Once Flowlity went live at Plum Living, the system produced a rolling 9-month replenishment plan that gets shared continuously with the brand's ~10 suppliers, refreshed as new orders and forecasts come in. The 9-month horizon gives suppliers time to plan raw materials, capacity, and shipments rather than reacting to last-minute purchase orders, which reduces lead time variability and stockout risk on both sides of the relationship.
For a DTC furniture brand where manufacturing lead times stretch over weeks and customer expectations are set by next-day e-commerce, this kind of visibility is what unblocks growth without piling up inventory. The horizon also changes the conversation with suppliers from transactional ordering to collaborative planning: suppliers can flag capacity constraints early, propose batching that reduces unit cost, and align their own raw material procurement to Plum Living's catalogue evolution. The 9-month window is long enough to cover most supplier upstream cycles in the furniture industry, which is what makes it operationally meaningful rather than just a forecasting exercise.
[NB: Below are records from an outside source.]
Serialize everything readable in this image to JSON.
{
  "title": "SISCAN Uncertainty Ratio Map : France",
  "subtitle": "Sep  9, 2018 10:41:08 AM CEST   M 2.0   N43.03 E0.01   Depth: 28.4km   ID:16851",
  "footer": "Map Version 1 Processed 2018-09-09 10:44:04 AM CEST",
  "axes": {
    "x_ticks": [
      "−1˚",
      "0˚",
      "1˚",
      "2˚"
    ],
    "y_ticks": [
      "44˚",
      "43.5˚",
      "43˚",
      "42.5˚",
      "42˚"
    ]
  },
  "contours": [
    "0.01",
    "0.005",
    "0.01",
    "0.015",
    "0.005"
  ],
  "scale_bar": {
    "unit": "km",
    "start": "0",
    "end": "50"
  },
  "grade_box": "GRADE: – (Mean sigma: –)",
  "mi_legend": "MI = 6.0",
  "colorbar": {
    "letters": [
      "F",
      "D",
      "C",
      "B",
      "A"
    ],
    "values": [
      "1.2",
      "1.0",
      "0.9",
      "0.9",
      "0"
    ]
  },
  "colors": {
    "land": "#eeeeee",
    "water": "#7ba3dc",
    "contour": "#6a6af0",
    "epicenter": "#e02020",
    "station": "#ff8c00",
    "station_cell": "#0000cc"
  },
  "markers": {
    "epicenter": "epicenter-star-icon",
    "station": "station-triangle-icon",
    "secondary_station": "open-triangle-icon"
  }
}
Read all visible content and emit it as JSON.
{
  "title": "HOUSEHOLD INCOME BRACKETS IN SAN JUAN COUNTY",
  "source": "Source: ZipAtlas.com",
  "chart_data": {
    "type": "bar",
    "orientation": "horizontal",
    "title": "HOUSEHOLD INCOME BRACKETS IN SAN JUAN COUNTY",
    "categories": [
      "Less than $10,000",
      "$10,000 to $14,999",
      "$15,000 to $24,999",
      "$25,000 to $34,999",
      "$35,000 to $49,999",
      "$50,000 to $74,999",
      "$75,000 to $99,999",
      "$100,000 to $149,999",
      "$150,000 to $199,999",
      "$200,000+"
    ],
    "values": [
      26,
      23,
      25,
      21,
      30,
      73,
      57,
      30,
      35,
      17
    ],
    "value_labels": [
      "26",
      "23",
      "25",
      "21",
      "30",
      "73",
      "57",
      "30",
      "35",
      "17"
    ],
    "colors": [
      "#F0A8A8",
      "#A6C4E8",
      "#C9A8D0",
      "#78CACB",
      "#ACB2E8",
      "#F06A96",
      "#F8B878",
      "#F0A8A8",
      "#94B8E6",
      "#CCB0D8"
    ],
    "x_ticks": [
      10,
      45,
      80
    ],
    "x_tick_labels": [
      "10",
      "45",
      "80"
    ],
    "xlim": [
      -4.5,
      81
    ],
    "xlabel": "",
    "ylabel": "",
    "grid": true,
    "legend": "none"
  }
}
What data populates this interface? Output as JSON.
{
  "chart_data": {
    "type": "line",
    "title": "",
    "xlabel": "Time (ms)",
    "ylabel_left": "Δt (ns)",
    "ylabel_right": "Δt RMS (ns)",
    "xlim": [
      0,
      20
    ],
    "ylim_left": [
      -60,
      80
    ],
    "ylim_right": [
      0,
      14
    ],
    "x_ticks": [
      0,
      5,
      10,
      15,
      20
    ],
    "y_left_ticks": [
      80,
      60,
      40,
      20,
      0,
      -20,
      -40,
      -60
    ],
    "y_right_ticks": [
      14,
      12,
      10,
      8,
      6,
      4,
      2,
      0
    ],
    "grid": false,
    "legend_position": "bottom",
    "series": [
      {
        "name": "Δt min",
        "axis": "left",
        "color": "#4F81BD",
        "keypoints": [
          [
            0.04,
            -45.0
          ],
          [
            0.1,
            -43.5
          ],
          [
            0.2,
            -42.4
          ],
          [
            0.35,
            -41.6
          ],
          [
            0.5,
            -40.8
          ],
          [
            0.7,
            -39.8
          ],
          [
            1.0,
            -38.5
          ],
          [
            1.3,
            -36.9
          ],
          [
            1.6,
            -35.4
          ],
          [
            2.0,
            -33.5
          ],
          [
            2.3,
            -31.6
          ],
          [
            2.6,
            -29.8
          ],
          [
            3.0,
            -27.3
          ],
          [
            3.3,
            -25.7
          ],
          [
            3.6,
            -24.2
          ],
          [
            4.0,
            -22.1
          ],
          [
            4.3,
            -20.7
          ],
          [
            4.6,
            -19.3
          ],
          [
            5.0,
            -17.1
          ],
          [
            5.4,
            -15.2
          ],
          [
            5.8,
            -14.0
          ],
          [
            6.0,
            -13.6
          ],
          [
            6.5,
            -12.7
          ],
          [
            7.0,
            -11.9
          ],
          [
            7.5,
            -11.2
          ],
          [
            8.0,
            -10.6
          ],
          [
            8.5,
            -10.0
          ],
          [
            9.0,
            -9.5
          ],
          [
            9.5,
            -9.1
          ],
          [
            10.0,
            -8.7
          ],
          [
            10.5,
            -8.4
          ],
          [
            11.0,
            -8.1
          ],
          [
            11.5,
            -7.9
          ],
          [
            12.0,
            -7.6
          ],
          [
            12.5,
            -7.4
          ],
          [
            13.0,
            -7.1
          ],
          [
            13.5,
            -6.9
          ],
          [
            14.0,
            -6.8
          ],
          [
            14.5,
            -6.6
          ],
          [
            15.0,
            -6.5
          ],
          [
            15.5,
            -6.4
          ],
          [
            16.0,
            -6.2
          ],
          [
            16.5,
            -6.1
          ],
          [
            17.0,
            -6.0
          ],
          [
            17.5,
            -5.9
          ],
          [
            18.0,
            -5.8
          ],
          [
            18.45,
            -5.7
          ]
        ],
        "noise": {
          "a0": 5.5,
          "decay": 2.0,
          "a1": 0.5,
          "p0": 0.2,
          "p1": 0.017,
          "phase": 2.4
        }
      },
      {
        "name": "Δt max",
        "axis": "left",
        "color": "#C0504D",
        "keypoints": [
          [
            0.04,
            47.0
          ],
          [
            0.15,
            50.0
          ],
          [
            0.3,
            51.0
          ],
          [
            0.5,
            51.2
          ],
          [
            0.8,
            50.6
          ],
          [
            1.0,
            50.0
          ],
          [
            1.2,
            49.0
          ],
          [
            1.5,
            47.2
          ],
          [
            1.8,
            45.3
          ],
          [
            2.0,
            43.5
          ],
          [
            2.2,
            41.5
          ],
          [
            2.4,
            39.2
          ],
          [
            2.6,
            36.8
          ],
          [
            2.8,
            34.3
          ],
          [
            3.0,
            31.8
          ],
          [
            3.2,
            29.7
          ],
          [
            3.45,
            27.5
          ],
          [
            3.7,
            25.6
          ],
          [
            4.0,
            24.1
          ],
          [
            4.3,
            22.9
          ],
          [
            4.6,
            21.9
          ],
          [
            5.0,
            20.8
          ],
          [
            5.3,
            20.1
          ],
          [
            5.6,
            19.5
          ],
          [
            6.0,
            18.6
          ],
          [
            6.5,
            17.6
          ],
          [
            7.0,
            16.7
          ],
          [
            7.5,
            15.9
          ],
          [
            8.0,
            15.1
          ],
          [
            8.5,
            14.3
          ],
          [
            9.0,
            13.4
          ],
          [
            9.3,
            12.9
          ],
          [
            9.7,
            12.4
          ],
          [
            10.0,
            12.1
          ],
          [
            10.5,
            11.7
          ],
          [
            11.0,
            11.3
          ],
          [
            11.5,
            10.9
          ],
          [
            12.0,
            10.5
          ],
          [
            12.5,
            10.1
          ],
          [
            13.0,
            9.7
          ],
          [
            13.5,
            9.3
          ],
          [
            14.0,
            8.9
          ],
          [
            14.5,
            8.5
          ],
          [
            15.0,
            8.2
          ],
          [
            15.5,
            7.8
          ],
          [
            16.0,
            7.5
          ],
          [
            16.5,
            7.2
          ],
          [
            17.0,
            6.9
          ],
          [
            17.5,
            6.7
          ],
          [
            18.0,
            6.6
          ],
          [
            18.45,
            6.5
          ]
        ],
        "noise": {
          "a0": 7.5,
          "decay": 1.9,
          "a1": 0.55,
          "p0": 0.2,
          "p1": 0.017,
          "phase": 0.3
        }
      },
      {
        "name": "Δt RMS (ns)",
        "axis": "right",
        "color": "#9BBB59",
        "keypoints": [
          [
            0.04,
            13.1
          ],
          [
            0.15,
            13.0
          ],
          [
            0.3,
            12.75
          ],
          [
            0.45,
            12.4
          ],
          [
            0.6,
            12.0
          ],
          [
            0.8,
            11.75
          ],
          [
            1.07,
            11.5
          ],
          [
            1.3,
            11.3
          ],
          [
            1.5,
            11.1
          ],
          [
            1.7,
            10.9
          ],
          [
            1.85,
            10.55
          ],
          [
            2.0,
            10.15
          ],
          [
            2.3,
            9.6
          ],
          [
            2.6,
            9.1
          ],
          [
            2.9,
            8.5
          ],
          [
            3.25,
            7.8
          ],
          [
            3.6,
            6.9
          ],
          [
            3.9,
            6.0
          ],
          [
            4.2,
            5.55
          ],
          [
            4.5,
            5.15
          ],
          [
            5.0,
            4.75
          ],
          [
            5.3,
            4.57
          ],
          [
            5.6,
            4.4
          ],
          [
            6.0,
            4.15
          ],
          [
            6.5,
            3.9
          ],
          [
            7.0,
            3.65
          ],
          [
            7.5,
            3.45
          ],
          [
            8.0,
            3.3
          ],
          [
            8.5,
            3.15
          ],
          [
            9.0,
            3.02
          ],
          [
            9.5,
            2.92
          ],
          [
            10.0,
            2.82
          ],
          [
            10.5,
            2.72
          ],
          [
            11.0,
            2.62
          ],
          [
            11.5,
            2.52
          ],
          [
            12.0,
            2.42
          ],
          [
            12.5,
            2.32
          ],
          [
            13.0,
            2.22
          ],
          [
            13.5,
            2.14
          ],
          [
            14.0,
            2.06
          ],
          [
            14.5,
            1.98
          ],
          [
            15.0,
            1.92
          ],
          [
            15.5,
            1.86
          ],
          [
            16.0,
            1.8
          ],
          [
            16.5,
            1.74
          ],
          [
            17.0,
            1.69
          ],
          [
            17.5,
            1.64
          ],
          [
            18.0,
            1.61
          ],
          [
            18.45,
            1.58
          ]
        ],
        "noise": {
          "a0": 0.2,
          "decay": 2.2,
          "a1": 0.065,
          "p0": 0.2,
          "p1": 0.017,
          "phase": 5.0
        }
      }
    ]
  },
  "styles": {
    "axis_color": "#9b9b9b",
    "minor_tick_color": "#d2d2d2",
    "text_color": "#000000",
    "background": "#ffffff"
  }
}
Plum Living's inventory journey did not stop at the initial 21% reduction. As more demand and lead time data flowed through Flowlity, planners progressively refined buffer policies and supplier replenishment cadences, which pushed the long-term reduction to 38% (€598k → €367k target). Inventory turnover lifted by roughly 60% at unchanged demand, freeing working capital that the company can redeploy into growth. The supplier portal extended the 9-month replenishment horizon to Plum's ~10 suppliers, which turned ordering into collaborative planning and reduced lead time variability on both sides.